We need to find the area of a region defined by the hyperbola's axes and a parabola.

Rewrite the hyperbola in standard form

$$ 16x^2 - y^2 + 64x + 4y + 44 = 0 $$

$$ 16(x^2 + 4x) - (y^2 - 4y) + 44 = 0 $$

$$ 16(x^2 + 4x + 4) - (y^2 - 4y + 4) + 44 - 64 + 4 = 0 $$

$$ 16(x + 2)^2 - (y - 2)^2 = 16 $$

$$ \frac{(x+2)^2}{1} - \frac{(y-2)^2}{16} = 1 $$

Center: $$(-2, 2)$$, $$a = 1$$, $$b = 4$$.

Identify axes

Transverse axis T: $$y = 2$$ (horizontal line through center)

Conjugate axis C: $$x = -2$$ (vertical line through center)

Set up the region

Region: above parabola $$x^2 = y + 4$$ (i.e., $$y = x^2 - 4$$), below transverse axis $$y = 2$$, and to the right of conjugate axis $$x = -2$$.

Find intersection points

Parabola meets $$y = 2$$: $$x^2 = 6$$, so $$x = \sqrt{6}$$ (taking $$x > -2$$).

Also $$x = -\sqrt{6} \approx -2.449 < -2$$.

Parabola meets $$x = -2$$: $$y = 4 - 4 = 0$$.

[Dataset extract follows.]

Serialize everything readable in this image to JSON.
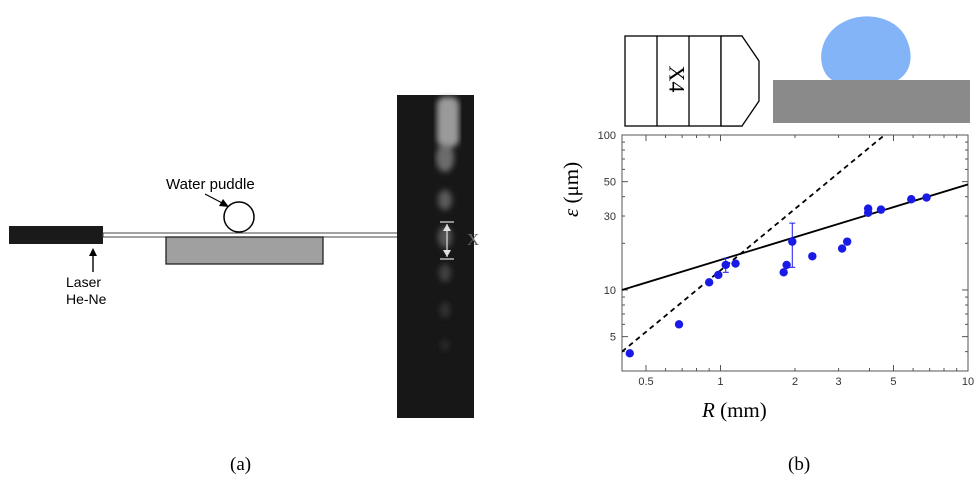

So the region is bounded by $$x = -2$$ (left), $$y = 2$$ (top), and $$y = x^2 - 4$$ (bottom), from $$x = -2$$ to $$x = \sqrt{6}$$.

Compute the area

$$ A = \int_{-2}^{\sqrt{6}} [2 - (x^2 - 4)]\,dx = \int_{-2}^{\sqrt{6}} (6 - x^2)\,dx $$

$$ = \left[6x - \frac{x^3}{3}\right]_{-2}^{\sqrt{6}} $$

At $$x = \sqrt{6}$$: $$6\sqrt{6} - \frac{6\sqrt{6}}{3} = 6\sqrt{6} - 2\sqrt{6} = 4\sqrt{6}$$

At $$x = -2$$: $$-12 + \frac{8}{3} = -\frac{28}{3}$$

$$ A = 4\sqrt{6} - \left(-\frac{28}{3}\right) = 4\sqrt{6} + \frac{28}{3} $$

This matches Option 2: $$4\sqrt{6} + \frac{28}{3}$$.

The answer is $$\boxed{4\sqrt{6} + \frac{28}{3}}$$.